Interesting article in Computer World that is consequence for your future upgrades, internet connection and services you buy: http://www.computerworld.com/articl...ing/youll-soon-be-using-gpu-as-a-service.html It could certainly benefit mobile - removing some of the overhead from your phone and putting it in the Cloud, prolonging battery-life. Also, this is basically what 'next-gen' consoles will become. Small section:
Unless I'm mistaken surely that'd rely on a really fast, low latency internet connection to avoid horrible lag?
To an extent, console gamer's already play on wireless controllers at 30FPS. It certainly won't satisfy your average PC user. For mobile though most games are point and click not 3D, so offloading could be done.
Outside-the-home infrastructure is still not yet sufficient for streaming completed rendered frames. inside-the-home infrastructure is often not good enough (wired Ethernet good, wireless almost always not good enough). I was hoping for "GPU-as-a-service" being a "pay a monthly subscription to get the latest Titan Whatever whenever it gets released and send the old one back as soon as it's outdated" service. That could be pretty neat.

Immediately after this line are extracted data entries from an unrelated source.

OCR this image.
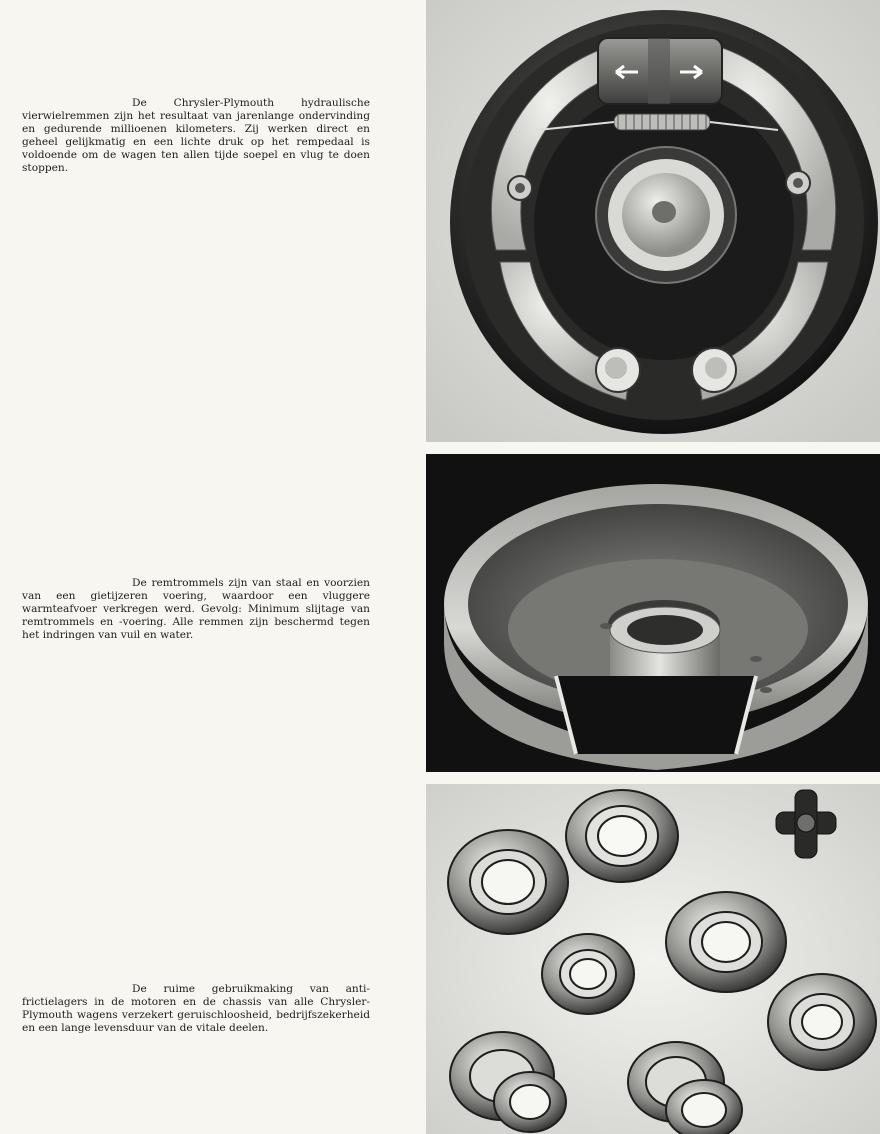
De Chrysler-Plymouth hydraulische vierwielremmen zijn het resultaat van jarenlange ondervinding en gedurende millioenen kilometers. Zij werken direct en geheel gelijkmatig en een lichte druk op het rempedaal is voldoende om de wagen ten allen tijde soepel en vlug te doen stoppen.

De remtrommels zijn van staal en voorzien van een gietijzeren voering, waardoor een vluggere warmteafvoer verkregen werd. Gevolg: Minimum slijtage van remtrommels en -voering. Alle remmen zijn beschermd tegen het indringen van vuil en water.

De ruime gebruikmaking van anti-frictielagers in de motoren en de chassis van alle Chrysler-Plymouth wagens verzekert geruischloosheid, bedrijfszekerheid en een lange levensduur van de vitale deelen.
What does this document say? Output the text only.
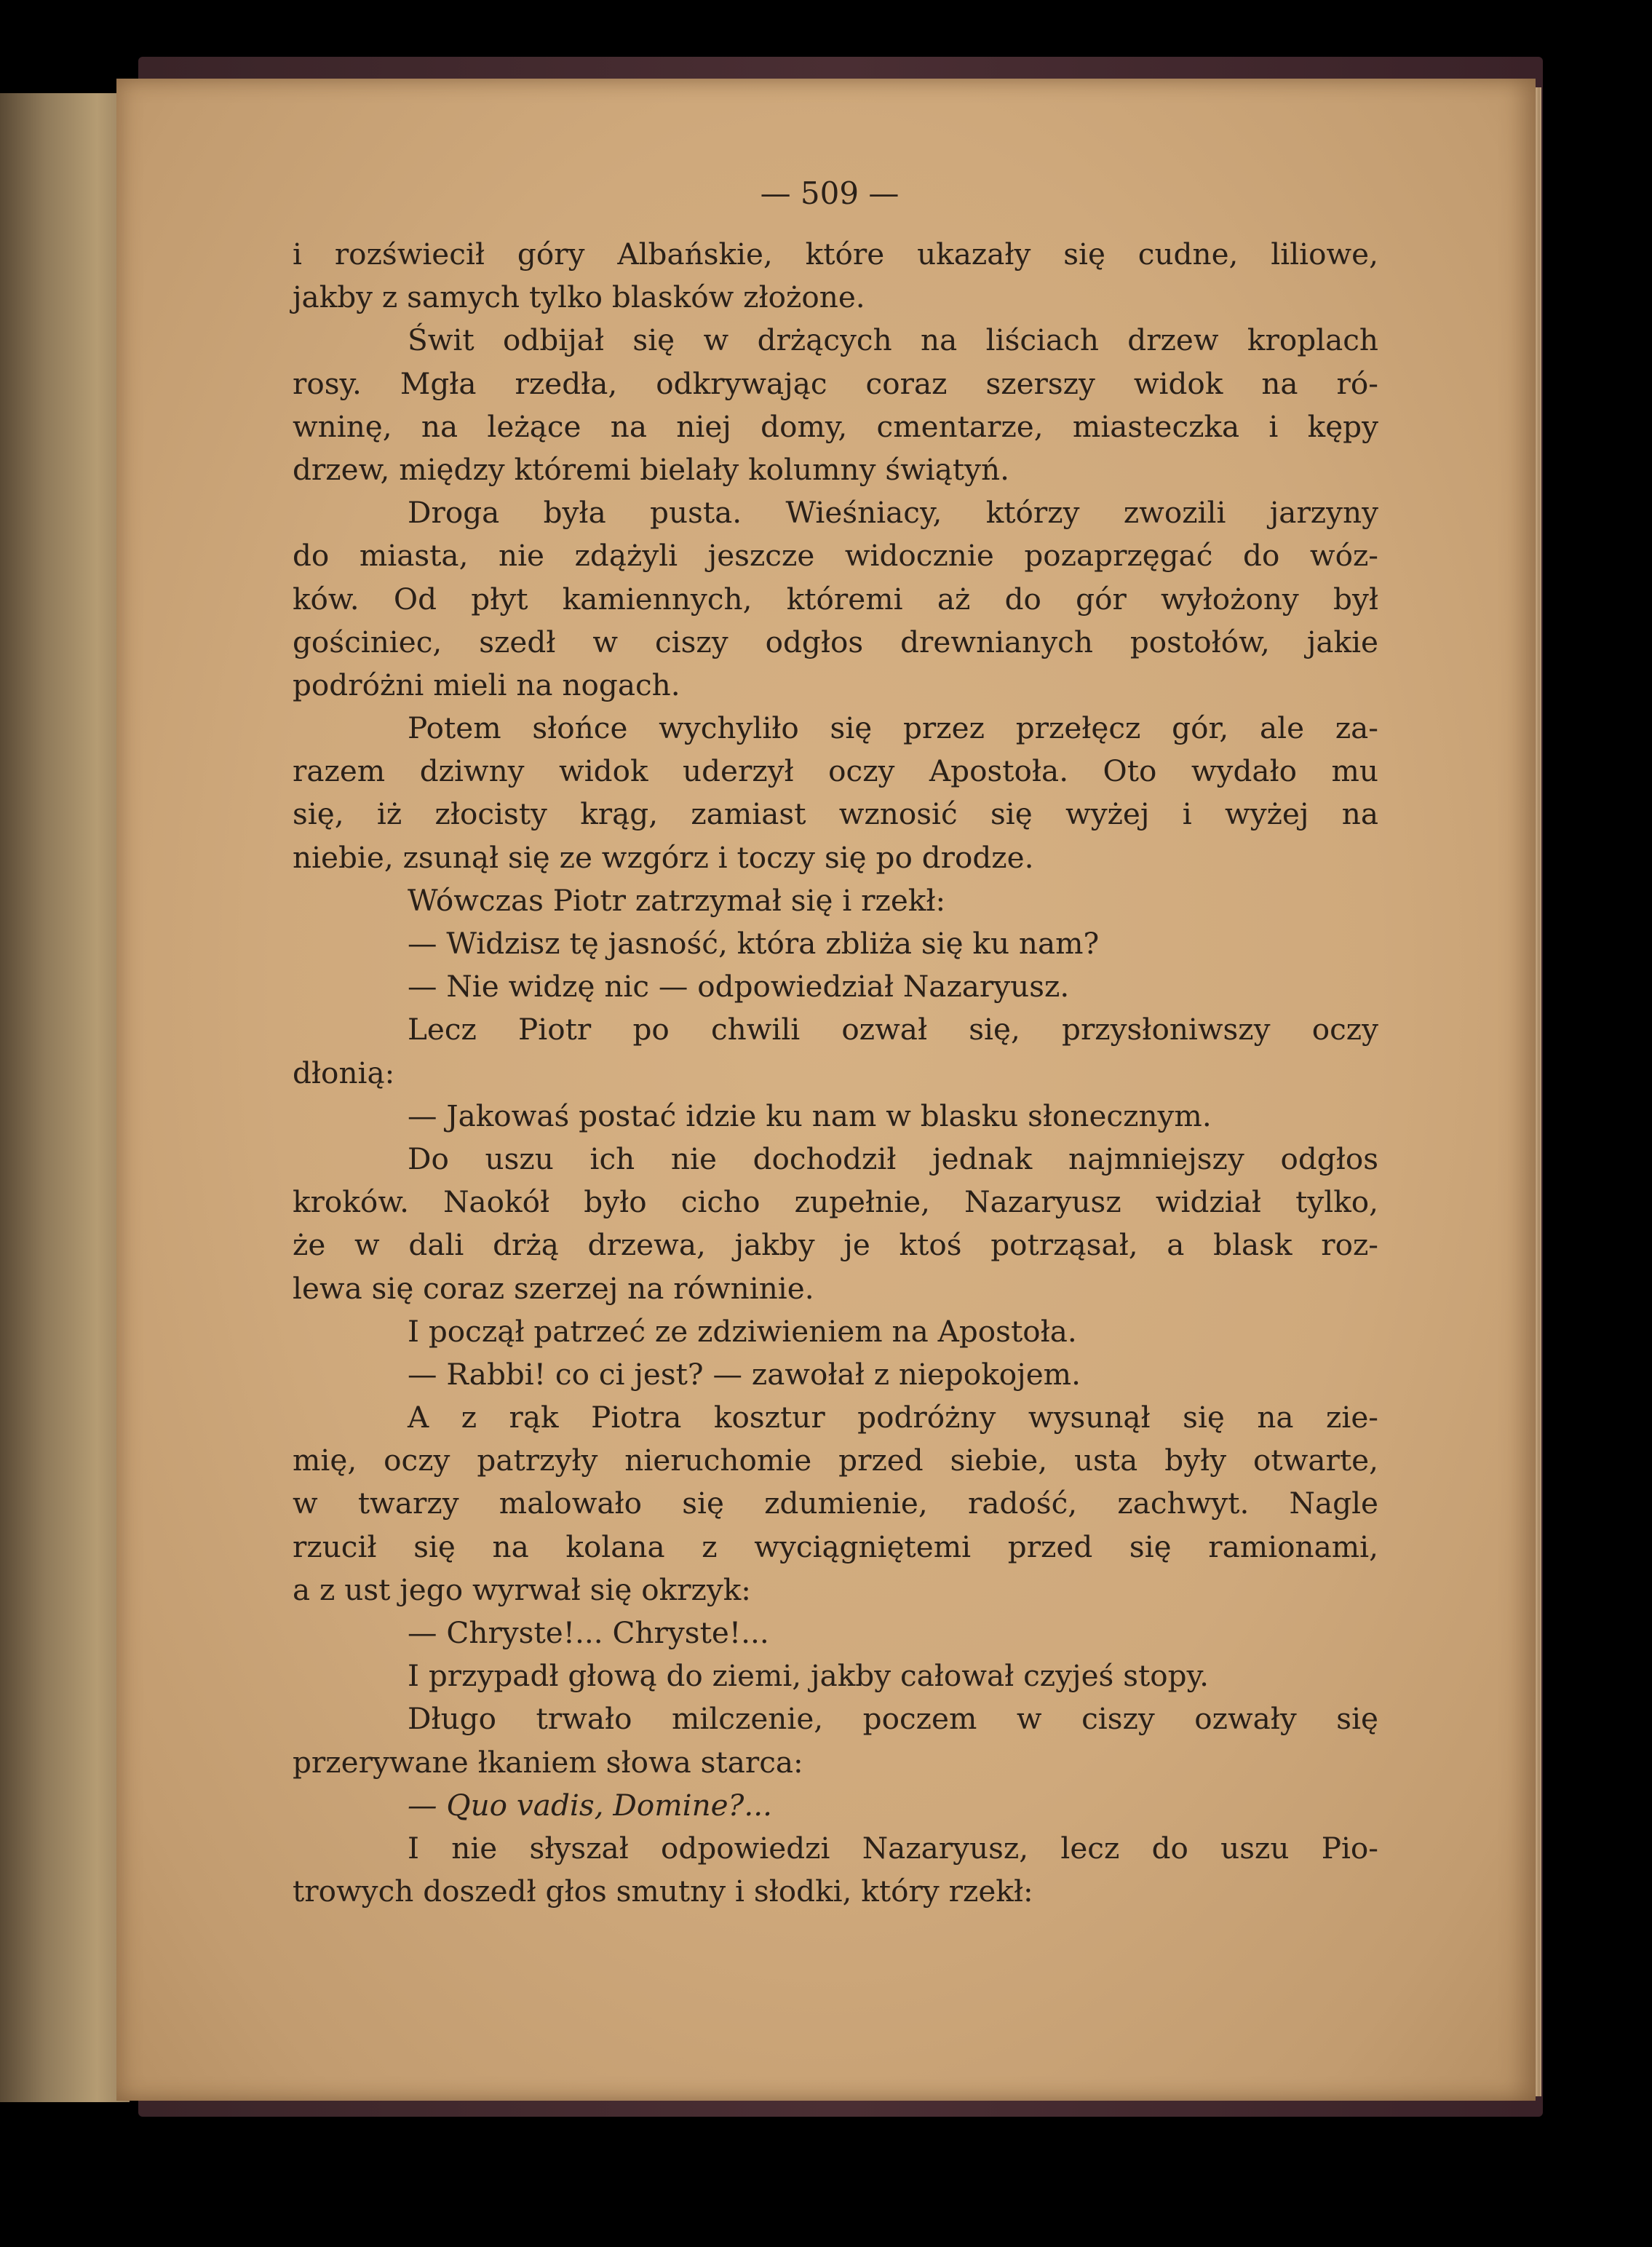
— 509 —
i rozświecił góry Albańskie, które ukazały się cudne, liliowe,
jakby z samych tylko blasków złożone.
Świt odbijał się w drżących na liściach drzew kroplach
rosy. Mgła rzedła, odkrywając coraz szerszy widok na ró-
wninę, na leżące na niej domy, cmentarze, miasteczka i kępy
drzew, między któremi bielały kolumny świątyń.
Droga była pusta. Wieśniacy, którzy zwozili jarzyny
do miasta, nie zdążyli jeszcze widocznie pozaprzęgać do wóz-
ków. Od płyt kamiennych, któremi aż do gór wyłożony był
gościniec, szedł w ciszy odgłos drewnianych postołów, jakie
podróżni mieli na nogach.
Potem słońce wychyliło się przez przełęcz gór, ale za-
razem dziwny widok uderzył oczy Apostoła. Oto wydało mu
się, iż złocisty krąg, zamiast wznosić się wyżej i wyżej na
niebie, zsunął się ze wzgórz i toczy się po drodze.
Wówczas Piotr zatrzymał się i rzekł:
— Widzisz tę jasność, która zbliża się ku nam?
— Nie widzę nic — odpowiedział Nazaryusz.
Lecz Piotr po chwili ozwał się, przysłoniwszy oczy
dłonią:
— Jakowaś postać idzie ku nam w blasku słonecznym.
Do uszu ich nie dochodził jednak najmniejszy odgłos
kroków. Naokół było cicho zupełnie, Nazaryusz widział tylko,
że w dali drżą drzewa, jakby je ktoś potrząsał, a blask roz-
lewa się coraz szerzej na równinie.
I począł patrzeć ze zdziwieniem na Apostoła.
— Rabbi! co ci jest? — zawołał z niepokojem.
A z rąk Piotra kosztur podróżny wysunął się na zie-
mię, oczy patrzyły nieruchomie przed siebie, usta były otwarte,
w twarzy malowało się zdumienie, radość, zachwyt. Nagle
rzucił się na kolana z wyciągniętemi przed się ramionami,
a z ust jego wyrwał się okrzyk:
— Chryste!... Chryste!...
I przypadł głową do ziemi, jakby całował czyjeś stopy.
Długo trwało milczenie, poczem w ciszy ozwały się
przerywane łkaniem słowa starca:
— Quo vadis, Domine?...
I nie słyszał odpowiedzi Nazaryusz, lecz do uszu Pio-
trowych doszedł głos smutny i słodki, który rzekł:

That would be neat but the monthly payments would have to be huge. If you consider something like the titan - you'd have to take into account the initial price (huge), the rate of depreciation (very fast) and the time until it would be replaced (quite quickly) and you'd have to pay out a lot each month.
It would definitely be a premium in the long run over buying GPUs yourself and flipping them when you upgrade, but depending on the margins (buying GPUs in bulk rather than from a reseller, batch RMAs, wastage from client damage, etc) it might be worth it to spread the cost and to avoid the hassle of launch rushes and second-hand sales.